Humble Confidence: A Model for Interfaith Apologetics seeks to provide a way forward in interfaith discussions from a Christian perspective. The book is divided into two parts: Reimagining Interfaith Apologetics and Contextual Apologetic Witness to Particular Audiences.
The first part focuses on the model for interfaith apologetics. Here, the authors note several great points. These include the fact that beliefs are embedded rather than held on a surface level. Too often, Christians interested in apologetics treat religious belief as one of a set of beliefs, each of which can simply be jettisoned and replaced with a new belief, as if people’s intellectual lives are a kind of salad bar from which we select and replace things on our plate. The authors rightly note that this is mistaken and that beliefs are formed contextually and often formed in an interconnected web in which removing one is not simple. The authors also note the way that one approaches other beliefs often involves cultural aspects and questions of integration, which is often unfortunately read as syncretism. While the book’s subtitle suggests a model will be presented, the authors present less of a one-size fits all model than a way of looking at beliefs and religions more broadly. This is probably more accurate and useful than any attempt at a singular model would be.

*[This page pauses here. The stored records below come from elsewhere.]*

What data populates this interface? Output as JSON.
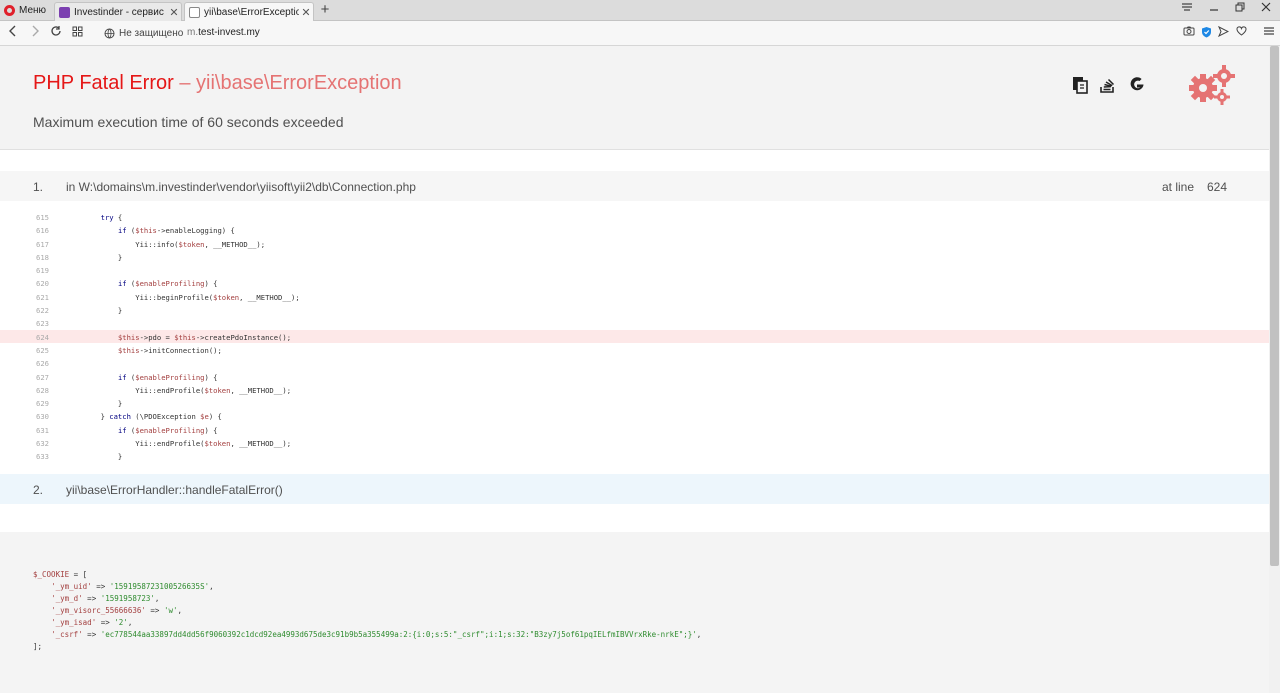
{
  "browser": {
    "menu_label": "Меню",
    "tabs": [
      {
        "title": "Investinder - сервис знако"
      },
      {
        "title": "yii\\base\\ErrorException"
      }
    ],
    "new_tab": "+",
    "security_label": "Не защищено",
    "url_subdomain": "m.",
    "url_domain": "test-invest.my"
  },
  "error": {
    "type": "PHP Fatal Error",
    "separator": " – ",
    "class": "yii\\base\\ErrorException",
    "message": "Maximum execution time of 60 seconds exceeded"
  },
  "trace": [
    {
      "number": "1.",
      "file": "in W:\\domains\\m.investinder\\vendor\\yiisoft\\yii2\\db\\Connection.php",
      "at_label": "at line",
      "line": "624"
    },
    {
      "number": "2.",
      "file": "yii\\base\\ErrorHandler::handleFatalError()"
    }
  ],
  "code_lines": [
    {
      "n": "615",
      "code": "        try {"
    },
    {
      "n": "616",
      "code": "            if ($this->enableLogging) {"
    },
    {
      "n": "617",
      "code": "                Yii::info($token, __METHOD__);"
    },
    {
      "n": "618",
      "code": "            }"
    },
    {
      "n": "619",
      "code": ""
    },
    {
      "n": "620",
      "code": "            if ($enableProfiling) {"
    },
    {
      "n": "621",
      "code": "                Yii::beginProfile($token, __METHOD__);"
    },
    {
      "n": "622",
      "code": "            }"
    },
    {
      "n": "623",
      "code": ""
    },
    {
      "n": "624",
      "code": "            $this->pdo = $this->createPdoInstance();",
      "highlight": true
    },
    {
      "n": "625",
      "code": "            $this->initConnection();"
    },
    {
      "n": "626",
      "code": ""
    },
    {
      "n": "627",
      "code": "            if ($enableProfiling) {"
    },
    {
      "n": "628",
      "code": "                Yii::endProfile($token, __METHOD__);"
    },
    {
      "n": "629",
      "code": "            }"
    },
    {
      "n": "630",
      "code": "        } catch (\\PDOException $e) {"
    },
    {
      "n": "631",
      "code": "            if ($enableProfiling) {"
    },
    {
      "n": "632",
      "code": "                Yii::endProfile($token, __METHOD__);"
    },
    {
      "n": "633",
      "code": "            }"
    }
  ],
  "cookie": {
    "var": "$_COOKIE",
    "open": " = [",
    "close": "];",
    "entries": [
      {
        "key": "'_ym_uid'",
        "value": "'1591958723100526635S'"
      },
      {
        "key": "'_ym_d'",
        "value": "'1591958723'"
      },
      {
        "key": "'_ym_visorc_55666636'",
        "value": "'w'"
      },
      {
        "key": "'_ym_isad'",
        "value": "'2'"
      },
      {
        "key": "'_csrf'",
        "value": "'ec778544aa33897dd4dd56f9060392c1dcd92ea4993d675de3c91b9b5a355499a:2:{i:0;s:5:\"_csrf\";i:1;s:32:\"B3zy7j5of61pqIELfmIBVVrxRke-nrkE\";}'"
      }
    ]
  },
  "colors": {
    "error_red": "#e51717",
    "class_red": "#e57373",
    "highlight_bg": "#fde8e8",
    "trace2_bg": "#edf6fc"
  },
  "icons": [
    "opera-logo-icon",
    "copy-icon",
    "stackoverflow-icon",
    "google-icon",
    "gears-icon"
  ]
}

The second part of the book moves to apply insights from the first part of the book to specific religions. I found this part of the book less successful. For example, discussing Buddhism includes the notion that Buddhism must be confronted with “reality,” as if Buddhists themselves are somehow unaware of aspects of “reality” that might be challenging for their beliefs. Buddhism seeks reality in its own sense (179) and the attempt to move towards detachment from the world due to suffering is seen by the authors as a potential challenge to Christianity (187). Nevertheless, the answers provided reads as oversimplified and fail to take seriously the core beliefs of Buddhism.
Indeed, my overall impression of the book is that it is quite simple in its assessment of world religions. The authors are in an unenviable position of trying to both engage with world religions in limited space and attempting to show that such a simplistic interaction is undesirable and even unhelpful. Perhaps the book’s scope is wider than it should have been–more space dedicated to the “modeling” portion of the book may have helped differentiate it more from other broad apologetics books, and avoided the ill-fated attempt to summarize, engage with winsomely, and try to convert other religions.
Ultimately, Humble Confidence is a mixed bag. While I admire the authors’ attempts to show that interfaith dialogue must not always be adversarial, the actual apologetic aspects of the work left me wondering what made it different from standard approaches. It is a decent starting off point for reading about interfaith dialogue, but will leave readers wanting more.